The conclusion of this analysis is NOT that Kosovo cannot or should not be independent.
It may actually be the best solution for everybody in the long run. But this Commission
rather tells us how it should not be achieved than how it could have been achieved or how
it might be possible at some point in the future.
And that is if we talk about direct repression and violence against minorities. What
about structural or system-based violence? What about the gross economic human rights
violations that are part and parcel of the globalisation of market capitalism? - the
hundreds of millions who have no basic human need satisfaction, no access to water, food,
clothes, shelter, medicine, schools, social security, employment, because global
capitalism is based on and promotes ever more unequal structures?

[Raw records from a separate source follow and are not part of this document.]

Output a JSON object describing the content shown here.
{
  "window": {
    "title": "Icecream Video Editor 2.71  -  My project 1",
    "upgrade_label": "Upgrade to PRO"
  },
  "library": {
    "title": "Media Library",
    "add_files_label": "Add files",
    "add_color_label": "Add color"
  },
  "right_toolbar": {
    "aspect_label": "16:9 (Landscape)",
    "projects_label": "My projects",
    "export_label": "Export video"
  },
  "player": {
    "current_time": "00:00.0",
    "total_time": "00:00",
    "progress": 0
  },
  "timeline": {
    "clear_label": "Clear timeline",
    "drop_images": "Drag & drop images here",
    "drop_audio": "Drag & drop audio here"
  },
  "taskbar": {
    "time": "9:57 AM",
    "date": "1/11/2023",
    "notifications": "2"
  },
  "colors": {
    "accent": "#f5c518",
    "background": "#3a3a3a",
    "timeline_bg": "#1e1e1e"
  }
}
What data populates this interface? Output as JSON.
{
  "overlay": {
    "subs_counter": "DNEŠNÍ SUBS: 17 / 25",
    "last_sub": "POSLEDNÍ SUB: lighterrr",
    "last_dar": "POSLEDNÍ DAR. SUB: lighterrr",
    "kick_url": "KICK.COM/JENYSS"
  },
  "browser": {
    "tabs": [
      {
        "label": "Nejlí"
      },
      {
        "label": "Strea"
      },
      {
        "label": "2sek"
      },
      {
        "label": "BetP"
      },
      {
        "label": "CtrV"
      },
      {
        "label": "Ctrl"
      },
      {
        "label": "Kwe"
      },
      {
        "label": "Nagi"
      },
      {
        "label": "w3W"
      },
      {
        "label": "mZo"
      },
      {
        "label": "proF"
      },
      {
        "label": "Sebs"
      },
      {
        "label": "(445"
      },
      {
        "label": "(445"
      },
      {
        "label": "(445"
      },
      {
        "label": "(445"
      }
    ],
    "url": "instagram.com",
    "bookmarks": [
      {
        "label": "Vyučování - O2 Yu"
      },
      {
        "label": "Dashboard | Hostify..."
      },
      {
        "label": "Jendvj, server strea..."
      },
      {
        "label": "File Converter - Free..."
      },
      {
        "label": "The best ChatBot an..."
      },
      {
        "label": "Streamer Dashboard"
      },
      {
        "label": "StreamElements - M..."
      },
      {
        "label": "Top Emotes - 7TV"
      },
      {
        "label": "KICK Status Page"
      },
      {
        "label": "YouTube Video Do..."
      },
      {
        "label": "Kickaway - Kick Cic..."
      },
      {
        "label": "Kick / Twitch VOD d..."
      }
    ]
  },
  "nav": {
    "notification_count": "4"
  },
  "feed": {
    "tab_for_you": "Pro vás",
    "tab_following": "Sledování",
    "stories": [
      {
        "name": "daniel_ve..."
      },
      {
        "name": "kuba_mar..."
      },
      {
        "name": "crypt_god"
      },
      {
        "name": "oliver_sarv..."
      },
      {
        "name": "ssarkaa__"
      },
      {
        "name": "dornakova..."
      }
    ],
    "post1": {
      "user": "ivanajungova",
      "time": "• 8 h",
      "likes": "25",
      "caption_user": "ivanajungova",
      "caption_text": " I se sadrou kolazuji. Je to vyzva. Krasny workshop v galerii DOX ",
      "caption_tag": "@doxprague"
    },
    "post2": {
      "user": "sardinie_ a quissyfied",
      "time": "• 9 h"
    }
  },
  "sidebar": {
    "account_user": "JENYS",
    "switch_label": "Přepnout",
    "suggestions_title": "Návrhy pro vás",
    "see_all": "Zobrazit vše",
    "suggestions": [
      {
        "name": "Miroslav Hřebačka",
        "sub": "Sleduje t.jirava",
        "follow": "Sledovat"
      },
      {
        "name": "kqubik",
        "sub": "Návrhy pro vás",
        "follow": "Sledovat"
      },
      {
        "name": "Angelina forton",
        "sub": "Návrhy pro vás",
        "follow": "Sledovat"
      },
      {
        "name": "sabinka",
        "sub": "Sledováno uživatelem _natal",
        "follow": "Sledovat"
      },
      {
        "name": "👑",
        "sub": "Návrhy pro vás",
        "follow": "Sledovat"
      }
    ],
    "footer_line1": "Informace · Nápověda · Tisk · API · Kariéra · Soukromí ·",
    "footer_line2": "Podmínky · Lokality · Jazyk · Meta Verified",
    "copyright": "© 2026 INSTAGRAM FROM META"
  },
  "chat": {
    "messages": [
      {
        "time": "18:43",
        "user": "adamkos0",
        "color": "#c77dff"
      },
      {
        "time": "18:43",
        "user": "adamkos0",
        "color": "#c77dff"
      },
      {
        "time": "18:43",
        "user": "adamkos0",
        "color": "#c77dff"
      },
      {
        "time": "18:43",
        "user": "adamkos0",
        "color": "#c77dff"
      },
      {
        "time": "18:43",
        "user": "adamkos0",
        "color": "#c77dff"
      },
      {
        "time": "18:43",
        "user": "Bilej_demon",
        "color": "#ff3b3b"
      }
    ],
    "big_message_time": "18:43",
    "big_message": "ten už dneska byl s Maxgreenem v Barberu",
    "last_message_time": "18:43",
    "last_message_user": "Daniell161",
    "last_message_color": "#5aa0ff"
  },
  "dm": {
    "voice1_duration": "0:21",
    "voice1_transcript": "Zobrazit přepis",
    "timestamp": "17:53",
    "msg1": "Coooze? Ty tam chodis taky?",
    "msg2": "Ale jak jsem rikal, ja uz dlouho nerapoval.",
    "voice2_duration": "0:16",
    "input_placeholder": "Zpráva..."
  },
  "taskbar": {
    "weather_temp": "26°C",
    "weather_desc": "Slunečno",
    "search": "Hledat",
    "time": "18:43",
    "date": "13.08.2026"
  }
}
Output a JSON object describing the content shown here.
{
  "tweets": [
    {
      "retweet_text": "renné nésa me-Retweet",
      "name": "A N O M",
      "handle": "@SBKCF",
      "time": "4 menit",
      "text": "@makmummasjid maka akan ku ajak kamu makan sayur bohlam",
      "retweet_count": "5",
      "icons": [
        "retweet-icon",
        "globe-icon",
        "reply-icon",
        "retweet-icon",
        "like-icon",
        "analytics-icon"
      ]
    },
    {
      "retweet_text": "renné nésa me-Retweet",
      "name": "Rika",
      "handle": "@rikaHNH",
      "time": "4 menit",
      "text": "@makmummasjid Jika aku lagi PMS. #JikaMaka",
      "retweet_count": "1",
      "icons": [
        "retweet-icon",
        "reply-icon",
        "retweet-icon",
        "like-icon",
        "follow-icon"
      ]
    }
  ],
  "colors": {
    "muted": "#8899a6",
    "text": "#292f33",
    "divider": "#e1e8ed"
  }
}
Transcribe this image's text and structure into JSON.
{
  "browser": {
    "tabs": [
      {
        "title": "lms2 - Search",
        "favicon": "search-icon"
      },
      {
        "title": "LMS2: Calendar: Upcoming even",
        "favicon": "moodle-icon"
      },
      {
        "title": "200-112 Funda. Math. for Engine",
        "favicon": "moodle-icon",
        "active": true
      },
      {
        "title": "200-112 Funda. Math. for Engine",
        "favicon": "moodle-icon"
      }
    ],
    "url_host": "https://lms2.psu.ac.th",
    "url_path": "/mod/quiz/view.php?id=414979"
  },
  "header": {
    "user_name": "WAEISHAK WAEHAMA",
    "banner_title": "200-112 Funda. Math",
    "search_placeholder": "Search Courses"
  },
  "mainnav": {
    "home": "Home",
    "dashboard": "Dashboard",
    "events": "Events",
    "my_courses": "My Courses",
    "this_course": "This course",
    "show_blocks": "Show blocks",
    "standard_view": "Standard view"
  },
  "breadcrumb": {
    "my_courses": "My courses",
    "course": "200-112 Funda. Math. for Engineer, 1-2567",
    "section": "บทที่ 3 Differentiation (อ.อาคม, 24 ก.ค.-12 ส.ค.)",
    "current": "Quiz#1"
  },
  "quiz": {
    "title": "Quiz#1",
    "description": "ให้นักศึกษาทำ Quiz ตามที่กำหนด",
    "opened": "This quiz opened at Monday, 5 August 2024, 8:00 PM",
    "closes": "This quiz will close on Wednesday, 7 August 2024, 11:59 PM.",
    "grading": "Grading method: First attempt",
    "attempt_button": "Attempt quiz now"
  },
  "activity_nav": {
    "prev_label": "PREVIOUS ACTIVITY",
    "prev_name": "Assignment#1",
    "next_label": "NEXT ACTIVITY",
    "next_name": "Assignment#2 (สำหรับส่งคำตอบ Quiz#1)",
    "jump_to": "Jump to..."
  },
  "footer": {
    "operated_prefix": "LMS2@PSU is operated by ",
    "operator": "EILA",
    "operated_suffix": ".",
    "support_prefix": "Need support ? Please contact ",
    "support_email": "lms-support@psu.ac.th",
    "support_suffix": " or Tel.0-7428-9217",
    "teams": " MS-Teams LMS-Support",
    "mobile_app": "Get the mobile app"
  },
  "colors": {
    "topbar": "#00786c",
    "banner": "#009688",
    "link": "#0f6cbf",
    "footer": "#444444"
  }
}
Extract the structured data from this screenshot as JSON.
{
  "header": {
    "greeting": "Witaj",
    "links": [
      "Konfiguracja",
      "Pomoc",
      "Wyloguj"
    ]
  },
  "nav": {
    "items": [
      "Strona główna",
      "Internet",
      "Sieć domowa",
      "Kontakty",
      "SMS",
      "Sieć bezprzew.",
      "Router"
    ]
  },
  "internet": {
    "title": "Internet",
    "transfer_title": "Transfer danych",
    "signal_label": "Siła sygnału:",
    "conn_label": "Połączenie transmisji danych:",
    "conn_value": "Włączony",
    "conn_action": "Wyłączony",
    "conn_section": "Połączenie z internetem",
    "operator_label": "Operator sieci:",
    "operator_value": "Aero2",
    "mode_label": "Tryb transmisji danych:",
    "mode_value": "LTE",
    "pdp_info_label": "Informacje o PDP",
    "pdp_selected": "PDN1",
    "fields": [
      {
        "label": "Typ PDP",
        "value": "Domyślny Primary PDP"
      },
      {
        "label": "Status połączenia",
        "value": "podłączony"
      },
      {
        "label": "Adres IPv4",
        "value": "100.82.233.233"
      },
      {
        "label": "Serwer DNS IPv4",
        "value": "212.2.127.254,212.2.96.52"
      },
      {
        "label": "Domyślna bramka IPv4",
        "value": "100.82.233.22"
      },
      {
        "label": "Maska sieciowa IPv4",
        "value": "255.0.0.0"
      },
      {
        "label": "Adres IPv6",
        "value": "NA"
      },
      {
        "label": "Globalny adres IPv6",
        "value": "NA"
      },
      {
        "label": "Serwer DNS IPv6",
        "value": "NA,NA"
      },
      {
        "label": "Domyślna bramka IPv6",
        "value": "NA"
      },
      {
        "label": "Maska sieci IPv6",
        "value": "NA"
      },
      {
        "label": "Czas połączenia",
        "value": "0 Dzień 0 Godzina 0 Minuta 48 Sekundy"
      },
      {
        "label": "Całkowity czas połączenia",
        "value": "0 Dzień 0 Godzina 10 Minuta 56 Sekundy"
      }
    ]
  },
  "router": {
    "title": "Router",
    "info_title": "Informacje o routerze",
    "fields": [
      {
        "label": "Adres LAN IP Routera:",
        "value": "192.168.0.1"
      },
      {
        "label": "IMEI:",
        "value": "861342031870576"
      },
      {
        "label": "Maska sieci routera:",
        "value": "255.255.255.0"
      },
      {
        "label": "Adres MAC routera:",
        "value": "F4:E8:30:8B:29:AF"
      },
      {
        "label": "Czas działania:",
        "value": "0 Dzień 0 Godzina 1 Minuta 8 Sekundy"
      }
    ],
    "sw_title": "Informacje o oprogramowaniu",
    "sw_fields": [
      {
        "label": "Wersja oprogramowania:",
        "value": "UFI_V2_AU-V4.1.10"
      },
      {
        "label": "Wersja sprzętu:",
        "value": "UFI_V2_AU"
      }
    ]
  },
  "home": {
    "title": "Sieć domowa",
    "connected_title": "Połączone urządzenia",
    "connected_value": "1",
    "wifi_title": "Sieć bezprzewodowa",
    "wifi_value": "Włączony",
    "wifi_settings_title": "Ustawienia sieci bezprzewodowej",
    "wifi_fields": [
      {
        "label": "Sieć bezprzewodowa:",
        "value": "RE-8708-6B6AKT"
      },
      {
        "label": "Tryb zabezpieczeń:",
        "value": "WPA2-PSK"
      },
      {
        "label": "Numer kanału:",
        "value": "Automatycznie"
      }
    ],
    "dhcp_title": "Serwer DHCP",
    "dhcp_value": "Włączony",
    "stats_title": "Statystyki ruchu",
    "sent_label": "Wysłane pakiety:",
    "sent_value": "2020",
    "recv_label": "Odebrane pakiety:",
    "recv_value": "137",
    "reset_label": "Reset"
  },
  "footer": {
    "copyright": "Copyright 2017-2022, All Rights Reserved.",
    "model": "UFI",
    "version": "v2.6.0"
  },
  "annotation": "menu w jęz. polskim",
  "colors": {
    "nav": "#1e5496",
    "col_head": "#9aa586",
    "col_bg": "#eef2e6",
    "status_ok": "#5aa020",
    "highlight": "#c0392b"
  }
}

Could it not be argued that those who are responsible for that global economic
"apartheid" have also lost, like Milosevic and even a democratic government, the
right to administer the world's economic territory and exercise power over the millions of
their victims? And that there is a fundamental connection between direct and structural
violence in the conflicts in former Yugoslavia as well as elsewhere?
All it takes to see that is, perhaps, a change of heart? And
in the Western political and intellectual circles, too.